Real estate housing

Charlottesville and Albemarle County real estate markets remained strong, although relatively high median sale prices and low inventory pushed entry-level buyers to look elsewhere, officials with the Charlottesville Area Association of Realtors said. Seen here are the Pavilions at Pantops in Albemarle.

Heat from Charlottesville’s and Albemarle County’s hot real estate markets set fire to the markets of nearby counties during 2018, according to information released by the Charlottesville Area Association of Realtors.

The fourth-quarter market report for 2018, released Wednesday, showed a strong Central Virginia real estate market with a nearly 6 percent increase in the number of homes sold and a rise in median sales price.

“Economists have told us that as long as the economy keeps doing what it’s doing, there won’t likely be too many increases in interest rates.
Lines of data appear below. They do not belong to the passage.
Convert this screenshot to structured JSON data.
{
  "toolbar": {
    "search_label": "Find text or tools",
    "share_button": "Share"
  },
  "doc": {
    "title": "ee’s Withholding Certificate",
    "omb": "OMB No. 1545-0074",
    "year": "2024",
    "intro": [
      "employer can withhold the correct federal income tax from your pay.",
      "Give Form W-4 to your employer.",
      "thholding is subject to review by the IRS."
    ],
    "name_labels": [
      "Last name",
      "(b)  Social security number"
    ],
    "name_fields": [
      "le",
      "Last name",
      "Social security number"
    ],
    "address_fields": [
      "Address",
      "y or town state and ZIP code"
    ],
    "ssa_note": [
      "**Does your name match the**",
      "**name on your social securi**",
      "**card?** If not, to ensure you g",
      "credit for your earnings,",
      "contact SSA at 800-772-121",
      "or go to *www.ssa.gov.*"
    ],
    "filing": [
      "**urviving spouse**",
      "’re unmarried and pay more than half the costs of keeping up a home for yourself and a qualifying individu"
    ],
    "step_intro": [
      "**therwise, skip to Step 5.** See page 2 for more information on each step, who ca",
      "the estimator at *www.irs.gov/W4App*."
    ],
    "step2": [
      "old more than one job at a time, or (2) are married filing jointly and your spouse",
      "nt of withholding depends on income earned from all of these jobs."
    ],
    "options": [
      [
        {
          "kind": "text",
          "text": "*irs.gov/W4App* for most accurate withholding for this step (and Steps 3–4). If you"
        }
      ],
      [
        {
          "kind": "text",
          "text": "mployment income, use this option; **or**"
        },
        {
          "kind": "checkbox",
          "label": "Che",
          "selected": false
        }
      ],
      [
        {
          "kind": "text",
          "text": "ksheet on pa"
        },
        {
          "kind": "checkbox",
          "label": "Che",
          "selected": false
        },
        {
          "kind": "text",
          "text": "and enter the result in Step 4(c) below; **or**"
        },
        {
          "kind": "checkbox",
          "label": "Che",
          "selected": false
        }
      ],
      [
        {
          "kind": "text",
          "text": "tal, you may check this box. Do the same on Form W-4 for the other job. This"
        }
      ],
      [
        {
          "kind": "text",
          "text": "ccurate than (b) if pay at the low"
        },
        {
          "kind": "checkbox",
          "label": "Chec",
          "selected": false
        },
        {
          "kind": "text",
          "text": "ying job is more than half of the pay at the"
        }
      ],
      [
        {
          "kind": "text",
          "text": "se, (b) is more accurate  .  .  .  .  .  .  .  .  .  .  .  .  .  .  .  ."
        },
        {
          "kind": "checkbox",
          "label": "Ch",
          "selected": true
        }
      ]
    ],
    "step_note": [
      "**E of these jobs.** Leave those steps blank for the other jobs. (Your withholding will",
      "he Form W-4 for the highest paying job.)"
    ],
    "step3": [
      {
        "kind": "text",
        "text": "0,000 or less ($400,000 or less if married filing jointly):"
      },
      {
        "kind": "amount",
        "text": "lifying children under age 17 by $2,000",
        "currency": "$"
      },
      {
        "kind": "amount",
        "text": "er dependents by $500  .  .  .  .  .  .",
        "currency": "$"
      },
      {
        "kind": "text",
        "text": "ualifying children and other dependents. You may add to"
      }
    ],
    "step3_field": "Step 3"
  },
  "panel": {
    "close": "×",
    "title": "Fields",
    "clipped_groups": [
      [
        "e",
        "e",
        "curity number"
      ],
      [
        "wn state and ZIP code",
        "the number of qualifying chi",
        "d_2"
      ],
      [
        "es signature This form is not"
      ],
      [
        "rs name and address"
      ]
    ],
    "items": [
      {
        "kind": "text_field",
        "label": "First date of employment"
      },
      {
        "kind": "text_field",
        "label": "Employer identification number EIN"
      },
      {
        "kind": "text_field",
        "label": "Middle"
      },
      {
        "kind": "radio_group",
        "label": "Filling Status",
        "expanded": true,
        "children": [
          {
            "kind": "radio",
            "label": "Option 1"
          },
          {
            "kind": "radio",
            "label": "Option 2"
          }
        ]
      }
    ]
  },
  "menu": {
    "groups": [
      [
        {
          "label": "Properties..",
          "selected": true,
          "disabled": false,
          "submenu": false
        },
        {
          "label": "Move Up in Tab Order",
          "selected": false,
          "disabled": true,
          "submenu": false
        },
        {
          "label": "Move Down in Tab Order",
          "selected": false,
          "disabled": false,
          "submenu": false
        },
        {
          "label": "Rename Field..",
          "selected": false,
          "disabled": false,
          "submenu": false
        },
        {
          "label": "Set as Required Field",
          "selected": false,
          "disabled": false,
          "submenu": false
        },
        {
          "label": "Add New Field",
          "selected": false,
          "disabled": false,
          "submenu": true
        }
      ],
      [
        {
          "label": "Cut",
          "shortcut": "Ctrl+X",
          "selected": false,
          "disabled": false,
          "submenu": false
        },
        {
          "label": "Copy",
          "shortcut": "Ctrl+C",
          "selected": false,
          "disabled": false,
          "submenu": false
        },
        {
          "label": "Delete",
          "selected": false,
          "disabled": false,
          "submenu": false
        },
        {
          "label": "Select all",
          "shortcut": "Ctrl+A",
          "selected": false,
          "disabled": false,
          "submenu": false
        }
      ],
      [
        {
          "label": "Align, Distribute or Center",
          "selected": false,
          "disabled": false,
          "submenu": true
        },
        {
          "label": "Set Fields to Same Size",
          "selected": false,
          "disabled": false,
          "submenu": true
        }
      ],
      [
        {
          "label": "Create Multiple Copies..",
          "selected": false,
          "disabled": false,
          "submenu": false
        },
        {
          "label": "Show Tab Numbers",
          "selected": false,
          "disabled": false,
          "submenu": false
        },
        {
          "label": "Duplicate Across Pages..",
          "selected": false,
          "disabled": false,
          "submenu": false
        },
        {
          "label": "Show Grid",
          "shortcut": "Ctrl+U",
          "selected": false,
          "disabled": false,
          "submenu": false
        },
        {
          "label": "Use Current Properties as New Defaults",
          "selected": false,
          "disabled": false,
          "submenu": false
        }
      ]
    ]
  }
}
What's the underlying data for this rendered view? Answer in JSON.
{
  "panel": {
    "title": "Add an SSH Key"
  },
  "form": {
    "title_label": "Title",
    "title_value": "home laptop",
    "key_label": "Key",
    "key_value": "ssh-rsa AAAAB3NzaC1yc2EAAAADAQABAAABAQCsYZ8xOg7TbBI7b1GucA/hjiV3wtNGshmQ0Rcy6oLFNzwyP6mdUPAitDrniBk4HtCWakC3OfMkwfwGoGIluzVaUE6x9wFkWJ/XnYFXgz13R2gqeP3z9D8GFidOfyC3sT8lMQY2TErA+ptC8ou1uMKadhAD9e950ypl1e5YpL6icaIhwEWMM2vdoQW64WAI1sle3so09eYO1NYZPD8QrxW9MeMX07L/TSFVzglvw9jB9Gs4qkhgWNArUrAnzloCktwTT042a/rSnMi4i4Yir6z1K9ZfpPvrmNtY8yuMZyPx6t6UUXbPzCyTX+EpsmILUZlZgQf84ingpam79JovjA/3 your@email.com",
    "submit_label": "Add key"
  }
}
That should keep the market strong,” said Tele Jenifer, CAAR president.

Charlottesville and Albemarle County markets remained strong, although relatively high median sale prices and low inventory pushed entry-level buyers to look elsewhere, CAAR officials said.

Home sales in Nelson and Greene counties skyrocketed in the last quarter of the 2018, with 48 percent and 25 percent increases, respectively, compared with the fourth quarter of 2017, the report showed.

Year-to-date figures showed Nelson’s sales up 23.4 percent and Greene’s increasing 13.2 percent.

Charlottesville home sales were up 7 percent in 2018 compared with the previous year, while Albemarle sales were up 4.2 percent for the same time frame.

 “Albemarle County and Charlottesville still had low inventories of homes for sale and higher median prices, so we saw a lot of people in entry-level markets looking to other counties,” Jenifer said. “That’s where Nelson County and Greene County really excelled last year.”

Charlottesville’s median home sales price for the last three months of 2018 was $344,500, while Albemarle’s was $396,064, the report showed.

Nelson’s median sales price for the last three months of the year was $253,493, while Greene’s was $239,500.

Fluvanna County homes sales slowed to about the same level as last year with two-tenths of a percent drop in sales, while Louisa County ticked up 1.8 percent in sales for the year.

That pretty much jibes with the national market, according to figures released by the National Association of Realtors.

“Ninety percent of markets are experiencing price gains while very few are experiencing consistent price declines,” said Lawrence Yun, chief economist for the national association. “2017 was the best year for home sales in 10 years, and 2018 is only down 1.5 percent year to date.”

“Our area tends to stay ahead of the national market and what we saw last year pretty much stayed true to that,” Jenifer said of the local area.

Jenifer said she believes the local real estate market offers sellers a unique chance to appeal to a strong buyer demand and that buyers are willing to look farther away from Charlottesville to find something affordable.

“There are a lot of buyers right now at a variety of price levels,” she said. “If I had a client who was debating whether to enter the market, my advice would be to get the house prepared and put it out there.”